Although it is possible to change a company’s skill-set or culture, it is extremely difficult. Most attempts fail. Therefore, successful business definitions tend to look for ways to exploit the good in the current skill-set or culture, rather than trying to start all over again from scratch.

I was reminded of this need to align with skill-sets this morning as I was reading the Wall Street Journal. There was an article on page 1 talking about firms which appeared to be on the verge of bankruptcy but were saved from that fate (or at least postponed it) due to an increased availability of refinancing options.

One of the “near death” companies getting a reprieve that was mentioned in the article was Blockbuster, the leading movie rental retailer. I believe that one of the reasons Blockbuster got into so much trouble was because of how they defined their business.

Blockbuster has traditionally defined themselves as being in the entertainment business. In 2007, the revised business mission continued this entertainment focus: “To provide convenient access to media entertainment.” Sure, Blockbuster rents a lot of movies and games, but is entertainment really at the core of their culture and skill-set?

Blockbuster has shown no real skill in creating entertainment. They have no unique skill in developing forms of entertainment media. My understanding is that within the entertainment community, most of the other players hold animosity towards Blockbuster to the point where it puts them at a disadvantage versus other partners in doing media deals.

If entertainment is not Blockbuster’s core, then what is?
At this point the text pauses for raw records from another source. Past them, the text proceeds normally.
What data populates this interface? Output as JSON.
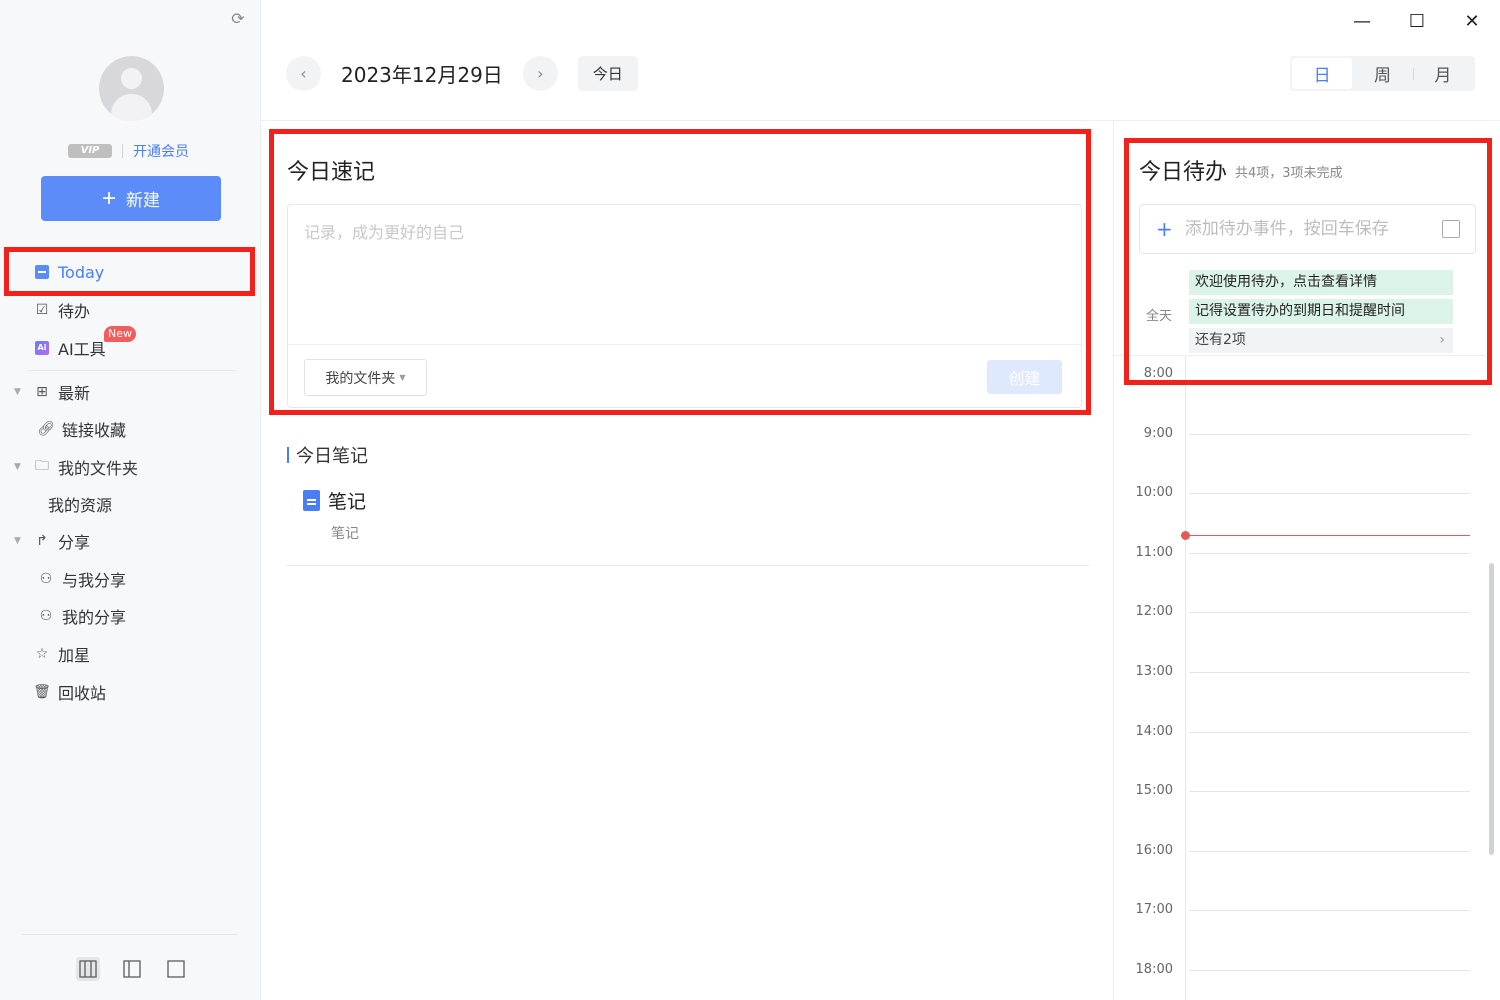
{
  "sidebar": {
    "vip_badge": "VIP",
    "vip_link": "开通会员",
    "new_button": "新建",
    "items": [
      {
        "label": "Today"
      },
      {
        "label": "待办"
      },
      {
        "label": "AI工具",
        "tag": "New"
      },
      {
        "label": "最新"
      },
      {
        "label": "链接收藏"
      },
      {
        "label": "我的文件夹"
      },
      {
        "label": "我的资源"
      },
      {
        "label": "分享"
      },
      {
        "label": "与我分享"
      },
      {
        "label": "我的分享"
      },
      {
        "label": "加星"
      },
      {
        "label": "回收站"
      }
    ],
    "active_index": 0
  },
  "header": {
    "date": "2023年12月29日",
    "today_button": "今日",
    "views": [
      "日",
      "周",
      "月"
    ],
    "active_view": "日"
  },
  "quick_note": {
    "title": "今日速记",
    "placeholder": "记录，成为更好的自己",
    "folder": "我的文件夹",
    "create_button": "创建"
  },
  "today_notes": {
    "title": "今日笔记",
    "items": [
      {
        "title": "笔记",
        "subtitle": "笔记"
      }
    ]
  },
  "todo": {
    "title": "今日待办",
    "summary": "共4项，3项未完成",
    "input_placeholder": "添加待办事件，按回车保存",
    "all_day_label": "全天",
    "events": [
      "欢迎使用待办，点击查看详情",
      "记得设置待办的到期日和提醒时间"
    ],
    "more": "还有2项",
    "hours": [
      "8:00",
      "9:00",
      "10:00",
      "11:00",
      "12:00",
      "13:00",
      "14:00",
      "15:00",
      "16:00",
      "17:00",
      "18:00"
    ]
  },
  "colors": {
    "accent": "#4a7ef7",
    "highlight_box": "#f0221b",
    "event_bg": "#dcf3ea",
    "now_line": "#e45a5a"
  },
  "icons": [
    "sync-icon",
    "avatar",
    "plus-icon",
    "calendar-icon",
    "todo-icon",
    "ai-icon",
    "grid-icon",
    "link-icon",
    "folder-icon",
    "share-icon",
    "user-share-icon",
    "star-icon",
    "trash-icon",
    "chevron-left-icon",
    "chevron-right-icon",
    "document-icon",
    "minimize-icon",
    "maximize-icon",
    "close-icon"
  ]
}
First, it is the ability to run small neighborhood stores. At their peak a few years ago, Blockbuster operated or franchised over 9,000 stores. Most of these were in neighborhood locations.

Second, Blockbuster is a pretty good deal-maker with outside partners. One of the reasons why the entertainment industry is hesitant to do any more deals with Blockbuster is because they did not like how well Blockbuster negotiated against them when the video rental business first started.
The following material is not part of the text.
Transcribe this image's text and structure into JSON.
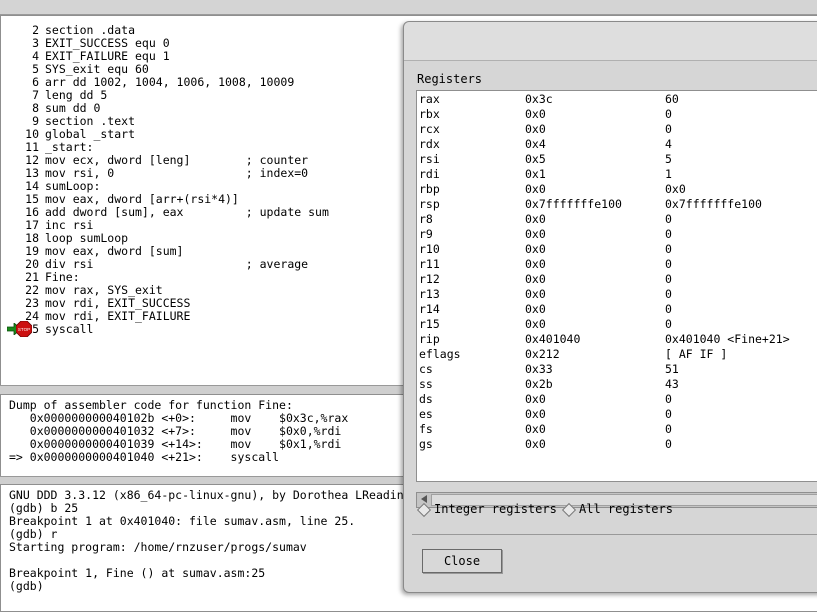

Now, if you define yourself as in the entertainment business, you might be prone to do many of the things Blockbuster has done in the past few years (try to align with Radio Shack, try to imitate Netflix, look into non-conventional media delivery ideas, etc.). Unfortunately, these moves have not produced very good results.

However, what if Blockbuster had defined itself as being in the neighborhood retail business? Perhaps then they would have considered other ways to leverage that retail infrastructure:

1) As a convenient pick-up point for packages purchased on the internet (so that they are not vulnerable to theft off your porch while you are at work).

2) As a convenient pick-up point for groceries ordered on-line (a place that can keep the cold items cold until you can get around to picking them up).

3) A convenient drop-off or pick-up point for items like dry cleaning, shoe repair, selling things on EBAY, etc.

Blockbuster could have focused on making deals with all sorts of non-media people and converted those stores into THE place to coordinate and protect all my neighborhood needs until I am ready to pick them up. Instead, they have been taking one of their most valuable assets—their dense network of neighborhood stores—and destroying it by closing down stores by the hundreds.

I’m not positive that this new approach would have saved Blockbuster, but I do know that their choice in how they defined themselves put this type of thinking out-of-bounds. Definitions impact decisions. Be careful in how you handle your defining moment.

SUMMARY
The way you define your business impacts the way you think about your business. This thinking them impacts how you act. The best strategic actions tend to take place when that definition avoids the extremes of being either too broad or too narrow as well as matching the definition with the key culture and skill-sets.

FINAL THOUGHTS
The defining moment can often be iterative. It may start out broader until the right strategic path is discovered. Then the definition may be narrowed a bit more around that strategic path.